Data set 1 and dataset 2 having same column names but different descriptions. In dataset 1 transformation, I would say I am working on data set 1 so it has to give preference to that data set 1 specific descriptions. If I am doing transformation for another data set, I want to give preference to that data set. Is there a way to populate column descriptions which are data set specific?

For example, the arguments in my_compute_function is there a way to pass the dataset name which has to be given priority Column1, Column Description for dataset 1, {Dataset 1 name}. Column1, Column Description for dataset 2, {Dataset 2 name}, ...

from transforms.api import transform, Input, Output


@transform(
    my_output=Output("/my/output"),
    my_input=Input("/my/input"),
)

def my_compute_function(my_input, my_output):
    my_output.write_dataframe(
        my_input.dataframe(),
        column_descriptions={
            "col_1": "col 1 description"
        },
         ???  
    )
1

There are 1 answers

0
vanhooser On BEST ANSWER

One way to do this is to provide a 'override dictionary' for all your datasets, where dataset-specific descriptions could take precedence.

i.e. you have :

from transforms.api import transform, Input, Output

GENERAL_DESCRIPTIONS = {
  "col_1": "my general description"
}

LOCAL_DESCRIPTIONS = {
  "/path/to/my/dataset": {
    "col_1": "my override description"
  }
}

@transform(
  my_output=Output("/path/to/my/dataset"),
  my_input=Input("/path/to/input"),
)
def my_compute_function(my_output, my_input):
  local_updates = LOCAL_DESCRIPTIONS.get(my_output.path, {})
  local_descriptions = GENERAL_DESCRIPTIONS.copy()
  local_descriptions.update(local_updates)
  my_output.write_dataframe(
    my_input.dataframe(),
    column_descriptions=local_descriptions
  )

This would then allow you to put GENERAL_DESCRIPTIONS at the root of your module and override in each transformation .py file at the top with your 'local' descriptions. You could even put the 'local' descriptions above a group of transformations so you don't have to inspect each and every file to specify overrides.

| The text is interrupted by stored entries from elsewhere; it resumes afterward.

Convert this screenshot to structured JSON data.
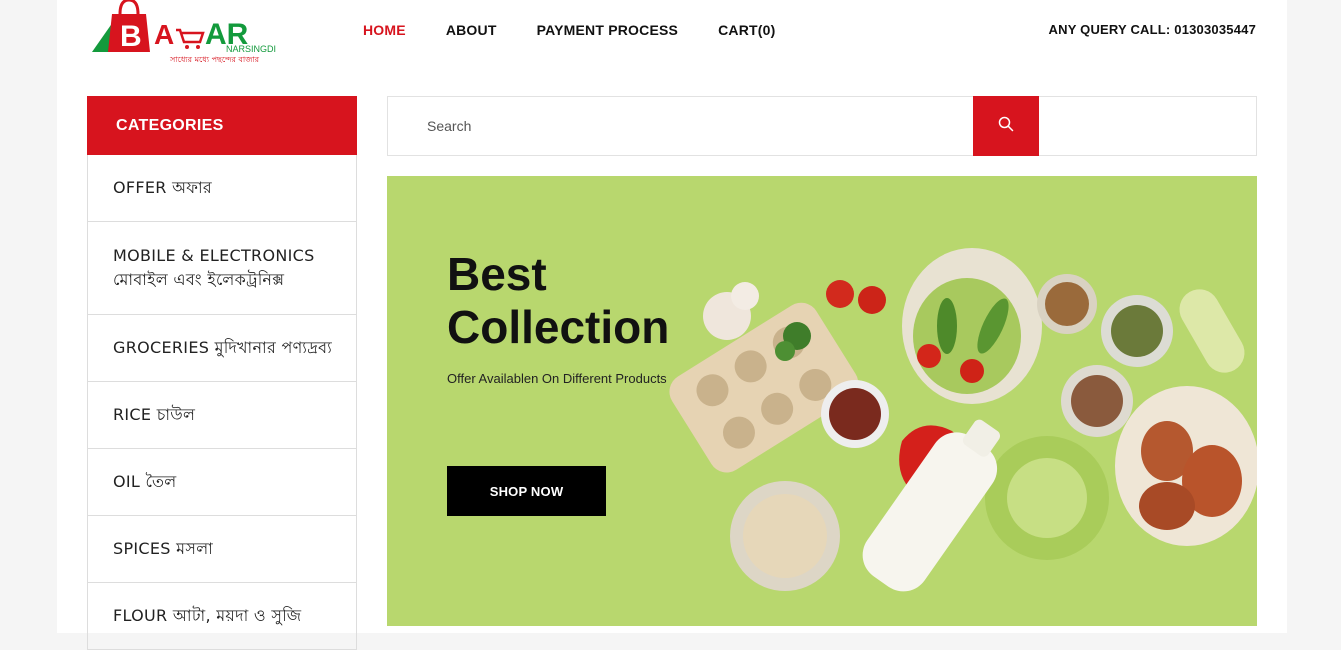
{
  "brand": {
    "logo_letters": "BAZAR",
    "logo_sub": "NARSINGDI",
    "logo_tagline": "সাধ্যের মধ্যে পছন্দের বাজার",
    "colors": {
      "red": "#d7141e",
      "green": "#139a3c"
    }
  },
  "nav": {
    "items": [
      {
        "label": "HOME",
        "active": true
      },
      {
        "label": "ABOUT"
      },
      {
        "label": "PAYMENT PROCESS"
      },
      {
        "label": "CART(0)"
      }
    ]
  },
  "query_text": "ANY QUERY CALL: 01303035447",
  "categories": {
    "title": "CATEGORIES",
    "items": [
      {
        "label": "OFFER অফার"
      },
      {
        "label": "MOBILE & ELECTRONICS\nমোবাইল এবং ইলেকট্রনিক্স"
      },
      {
        "label": "GROCERIES মুদিখানার পণ্যদ্রব্য"
      },
      {
        "label": "RICE চাউল"
      },
      {
        "label": "OIL তৈল"
      },
      {
        "label": "SPICES মসলা"
      },
      {
        "label": "FLOUR আটা, ময়দা ও সুজি"
      }
    ]
  },
  "search": {
    "placeholder": "Search",
    "value": "",
    "icon": "search-icon"
  },
  "banner": {
    "title": "Best Collection",
    "subtitle": "Offer Availablen On Different Products",
    "button": "SHOP NOW",
    "background": "#b8d76e"
  }
}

The most granular way to update the description dictionary will be to simply:

...
GENERAL_DESCRIPTIONS = {
  "col_1": "my general description"
}

LOCAL_DESCRIPTIONS = {
  "col_1": "my override description"
}

...
def my_compute_function(my_output, my_input):
  local_descriptions = GENERAL_DESCRIPTIONS.copy()
  local_descriptions.update(LOCAL_DESCRIPTIONS)
  ...